Du roman apoc­a­lyp­tique d’Anna Kavan, qui ne con­ser­vait déjà plus du dis­cours mil­lé­nar­iste que les élé­ments d’une vision fasci­nante et glacée, han­tée par une quête amoureuse tou­jours déçue et tou­jours recom­mencée, François Ver­ret procède (comme il le fait générale­ment des textes qui ser­vent de sup­ports à ses créa­tions) à une décon­struc­tion et une réécri­t­ure vio­lem­ment sub­jec­tives, prê­tant au phénomène de glacia­tion de nou­velles con­no­ta­tions sym­bol­iques, sinon allé­goriques, pour appréhen­der les rap­ports humains dans la société d’aujourd’hui. Tan­dis qu’Anna Kavan entre­croise et super­pose les deux cat­a­stro­phes — celle de la glacia­tion de la planète et celle de la perte réitérée de la jeune fille par le nar­ra­teur-per­son­nage, les deux motifs décli­nant deux modal­ités de la destruc­tion (col­lec­tive et intime) — Ver­ret, lui, en priv­ilé­giant la cat­a­stro­phe intime provo­quée par la quête éper­due et destruc­trice de la jeune fille, opère par « opaci­fi­ca­tion du référent »2 et sug­gère dès lors une apoc­a­lypse aux con­tours beau­coup plus indéter­minés.

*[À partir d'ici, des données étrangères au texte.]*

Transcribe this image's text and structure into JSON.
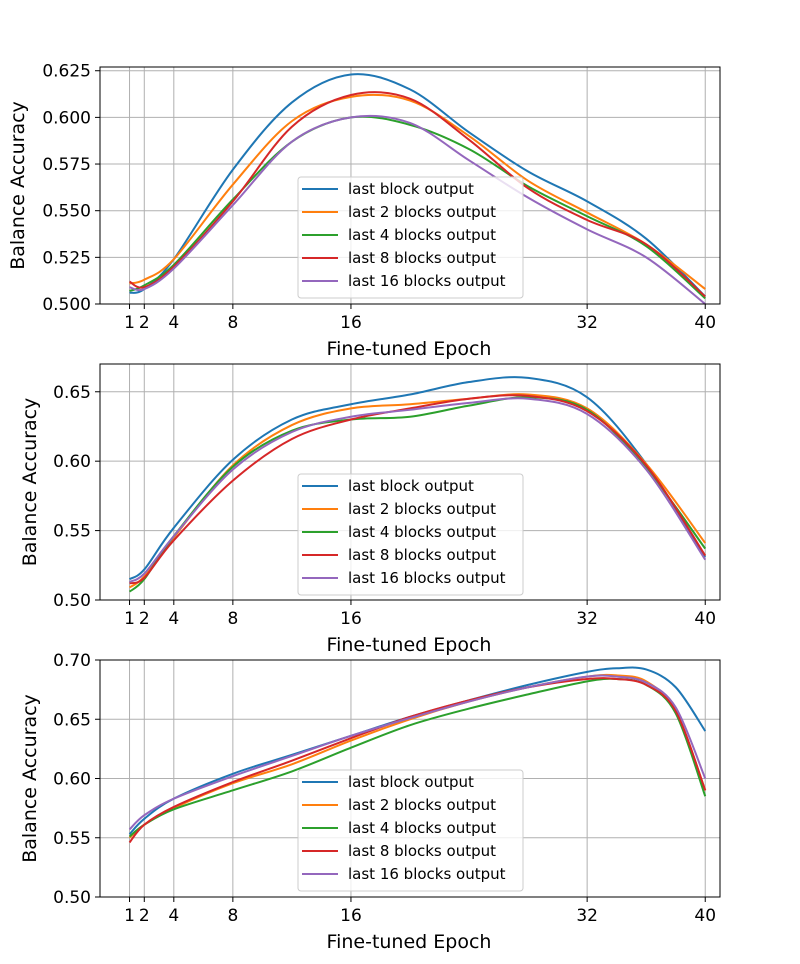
{
  "chart_data": [
    {
      "type": "line",
      "xlabel": "Fine-tuned Epoch",
      "ylabel": "Balance Accuracy",
      "xlim": [
        -1,
        41
      ],
      "ylim": [
        0.5,
        0.627
      ],
      "xticks": [
        1,
        2,
        4,
        8,
        16,
        32,
        40
      ],
      "xtick_labels": [
        "1",
        "2",
        "4",
        "8",
        "16",
        "32",
        "40"
      ],
      "yticks": [
        0.5,
        0.525,
        0.55,
        0.575,
        0.6,
        0.625
      ],
      "ytick_labels": [
        "0.500",
        "0.525",
        "0.550",
        "0.575",
        "0.600",
        "0.625"
      ],
      "grid": true,
      "legend_position": "lower-center",
      "series": [
        {
          "name": "last block output",
          "color": "#1f77b4",
          "x": [
            1,
            2,
            4,
            8,
            12,
            16,
            20,
            24,
            28,
            32,
            36,
            40
          ],
          "values": [
            0.506,
            0.508,
            0.524,
            0.572,
            0.608,
            0.623,
            0.615,
            0.592,
            0.571,
            0.555,
            0.535,
            0.504
          ]
        },
        {
          "name": "last 2 blocks output",
          "color": "#ff7f0e",
          "x": [
            1,
            2,
            4,
            8,
            12,
            16,
            20,
            24,
            28,
            32,
            36,
            40
          ],
          "values": [
            0.511,
            0.513,
            0.524,
            0.564,
            0.598,
            0.611,
            0.609,
            0.59,
            0.566,
            0.549,
            0.532,
            0.508
          ]
        },
        {
          "name": "last 4 blocks output",
          "color": "#2ca02c",
          "x": [
            1,
            2,
            4,
            8,
            12,
            16,
            20,
            24,
            28,
            32,
            36,
            40
          ],
          "values": [
            0.507,
            0.51,
            0.521,
            0.556,
            0.587,
            0.6,
            0.596,
            0.583,
            0.563,
            0.547,
            0.531,
            0.503
          ]
        },
        {
          "name": "last 8 blocks output",
          "color": "#d62728",
          "x": [
            1,
            2,
            4,
            8,
            12,
            16,
            20,
            24,
            28,
            32,
            36,
            40
          ],
          "values": [
            0.512,
            0.509,
            0.52,
            0.555,
            0.595,
            0.612,
            0.61,
            0.588,
            0.562,
            0.545,
            0.532,
            0.504
          ]
        },
        {
          "name": "last 16 blocks output",
          "color": "#9467bd",
          "x": [
            1,
            2,
            4,
            8,
            12,
            16,
            20,
            24,
            28,
            32,
            36,
            40
          ],
          "values": [
            0.509,
            0.508,
            0.519,
            0.553,
            0.587,
            0.6,
            0.597,
            0.577,
            0.557,
            0.54,
            0.525,
            0.5
          ]
        }
      ]
    },
    {
      "type": "line",
      "xlabel": "Fine-tuned Epoch",
      "ylabel": "Balance Accuracy",
      "xlim": [
        -1,
        41
      ],
      "ylim": [
        0.5,
        0.67
      ],
      "xticks": [
        1,
        2,
        4,
        8,
        16,
        32,
        40
      ],
      "xtick_labels": [
        "1",
        "2",
        "4",
        "8",
        "16",
        "32",
        "40"
      ],
      "yticks": [
        0.5,
        0.55,
        0.6,
        0.65
      ],
      "ytick_labels": [
        "0.50",
        "0.55",
        "0.60",
        "0.65"
      ],
      "grid": true,
      "legend_position": "lower-center",
      "series": [
        {
          "name": "last block output",
          "color": "#1f77b4",
          "x": [
            1,
            2,
            4,
            8,
            12,
            16,
            20,
            24,
            28,
            32,
            36,
            40
          ],
          "values": [
            0.515,
            0.522,
            0.552,
            0.601,
            0.63,
            0.641,
            0.648,
            0.657,
            0.66,
            0.646,
            0.598,
            0.531
          ]
        },
        {
          "name": "last 2 blocks output",
          "color": "#ff7f0e",
          "x": [
            1,
            2,
            4,
            8,
            12,
            16,
            20,
            24,
            28,
            32,
            36,
            40
          ],
          "values": [
            0.509,
            0.517,
            0.545,
            0.597,
            0.626,
            0.638,
            0.641,
            0.645,
            0.648,
            0.638,
            0.598,
            0.541
          ]
        },
        {
          "name": "last 4 blocks output",
          "color": "#2ca02c",
          "x": [
            1,
            2,
            4,
            8,
            12,
            16,
            20,
            24,
            28,
            32,
            36,
            40
          ],
          "values": [
            0.506,
            0.515,
            0.546,
            0.596,
            0.622,
            0.63,
            0.632,
            0.64,
            0.646,
            0.637,
            0.595,
            0.537
          ]
        },
        {
          "name": "last 8 blocks output",
          "color": "#d62728",
          "x": [
            1,
            2,
            4,
            8,
            12,
            16,
            20,
            24,
            28,
            32,
            36,
            40
          ],
          "values": [
            0.512,
            0.516,
            0.543,
            0.586,
            0.616,
            0.63,
            0.638,
            0.645,
            0.647,
            0.636,
            0.597,
            0.532
          ]
        },
        {
          "name": "last 16 blocks output",
          "color": "#9467bd",
          "x": [
            1,
            2,
            4,
            8,
            12,
            16,
            20,
            24,
            28,
            32,
            36,
            40
          ],
          "values": [
            0.513,
            0.519,
            0.546,
            0.594,
            0.621,
            0.632,
            0.637,
            0.642,
            0.645,
            0.634,
            0.594,
            0.529
          ]
        }
      ]
    },
    {
      "type": "line",
      "xlabel": "Fine-tuned Epoch",
      "ylabel": "Balance Accuracy",
      "xlim": [
        -1,
        41
      ],
      "ylim": [
        0.5,
        0.7
      ],
      "xticks": [
        1,
        2,
        4,
        8,
        16,
        32,
        40
      ],
      "xtick_labels": [
        "1",
        "2",
        "4",
        "8",
        "16",
        "32",
        "40"
      ],
      "yticks": [
        0.5,
        0.55,
        0.6,
        0.65,
        0.7
      ],
      "ytick_labels": [
        "0.50",
        "0.55",
        "0.60",
        "0.65",
        "0.70"
      ],
      "grid": true,
      "legend_position": "lower-center",
      "series": [
        {
          "name": "last block output",
          "color": "#1f77b4",
          "x": [
            1,
            2,
            4,
            8,
            12,
            16,
            20,
            24,
            28,
            32,
            34,
            36,
            38,
            40
          ],
          "values": [
            0.553,
            0.566,
            0.583,
            0.604,
            0.62,
            0.636,
            0.652,
            0.666,
            0.679,
            0.69,
            0.693,
            0.692,
            0.677,
            0.64
          ]
        },
        {
          "name": "last 2 blocks output",
          "color": "#ff7f0e",
          "x": [
            1,
            2,
            4,
            8,
            12,
            16,
            20,
            24,
            28,
            32,
            34,
            36,
            38,
            40
          ],
          "values": [
            0.55,
            0.561,
            0.575,
            0.596,
            0.612,
            0.632,
            0.65,
            0.665,
            0.677,
            0.686,
            0.687,
            0.682,
            0.657,
            0.59
          ]
        },
        {
          "name": "last 4 blocks output",
          "color": "#2ca02c",
          "x": [
            1,
            2,
            4,
            8,
            12,
            16,
            20,
            24,
            28,
            32,
            34,
            36,
            38,
            40
          ],
          "values": [
            0.551,
            0.561,
            0.574,
            0.59,
            0.606,
            0.626,
            0.645,
            0.659,
            0.671,
            0.682,
            0.684,
            0.679,
            0.655,
            0.585
          ]
        },
        {
          "name": "last 8 blocks output",
          "color": "#d62728",
          "x": [
            1,
            2,
            4,
            8,
            12,
            16,
            20,
            24,
            28,
            32,
            34,
            36,
            38,
            40
          ],
          "values": [
            0.546,
            0.561,
            0.576,
            0.597,
            0.615,
            0.634,
            0.652,
            0.666,
            0.677,
            0.684,
            0.684,
            0.679,
            0.657,
            0.59
          ]
        },
        {
          "name": "last 16 blocks output",
          "color": "#9467bd",
          "x": [
            1,
            2,
            4,
            8,
            12,
            16,
            20,
            24,
            28,
            32,
            34,
            36,
            38,
            40
          ],
          "values": [
            0.557,
            0.569,
            0.583,
            0.602,
            0.619,
            0.636,
            0.651,
            0.665,
            0.677,
            0.686,
            0.686,
            0.681,
            0.66,
            0.6
          ]
        }
      ]
    }
  ]
}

De fait, ce n’est pas l’idée d’apocalypse qui frappe immé­di­ate­ment le spec­ta­teur d’ICE, et moins encore l’image de la glace, tant paraît grand le chemin opéré de la lec­ture du roman à l’écriture scénique. Si François Ver­ret s’inspire régulière­ment d’œuvres lit­téraires3, il ne procède jamais à une véri­ta­ble adap­ta­tion et lim­ite la place du texte à quelques séries de phras­es emblé­ma­tiques et répéti­tives. Même s’il con­serve quelques séquences-clés du réc­it, toutes en anglais non sur­titrées en français, le choré­graphe choisit d’en boule­vers­er l’ordre logique et chronologique (déjà bien mal­mené dans le roman d’Anna Kavan), lais­sant libre cours aux glisse­ments et asso­ci­a­tions qui s’opèrent entre les dif­férentes com­posantes de la représen­ta­tion (dans­es, musique, voix, texte). Tan­dis que la struc­ture nar­ra­tive d’Ice repo­sait pour l’essentiel sur la répéti­tion-vari­a­tion infinie des sché­mas de la pour­suite, de la ren­con­tre et de la perte de l’objet fuyant du désir, Ver­ret éla­bore un spec­ta­cle qui décon­stru­it encore plus les quelques lignes de force du réc­it, opérant par frag­men­ta­tion et col­lage. Refu­sant d’être pris­on­nier de sa source lit­téraire, il « refab­rique un texte » qu’il dis­tribue entre deux inter­prètes puis­sam­ment sin­guliers : la can­ta­trice d’origine rwandaise Dorothée Mun­yaneza et le comé­di­en-chanteur et ven­tril­oque Gra­ham Valen­tine. Le rap­port au réc­it matriciel est celui d’un jeu de déri­va­tions ou de ren­verse­ments d’images, de repris­es de mots, de vari­a­tions à par­tir de noy­aux textuels, voire de bal­bu­tiements sur des phonèmes, tous ces élé­ments four­nissant la matière sonore, gestuelle ou imag­i­naire que les artistes s’approprient et inter­prè­tent libre­ment. Le roman d’Anna Kavan four­nit donc ici, comme à l’accoutumée, la matière à une expéri­men­ta­tion com­plexe à laque­lle se livrent, d’abord cha­cun de son côté, puis dans une mise en com­mun et une con­fronta­tion stim­u­lante, chaque artiste (danseurs, chanteurs, musi­cien) réu­ni par le choré­graphe met­teur en scène4.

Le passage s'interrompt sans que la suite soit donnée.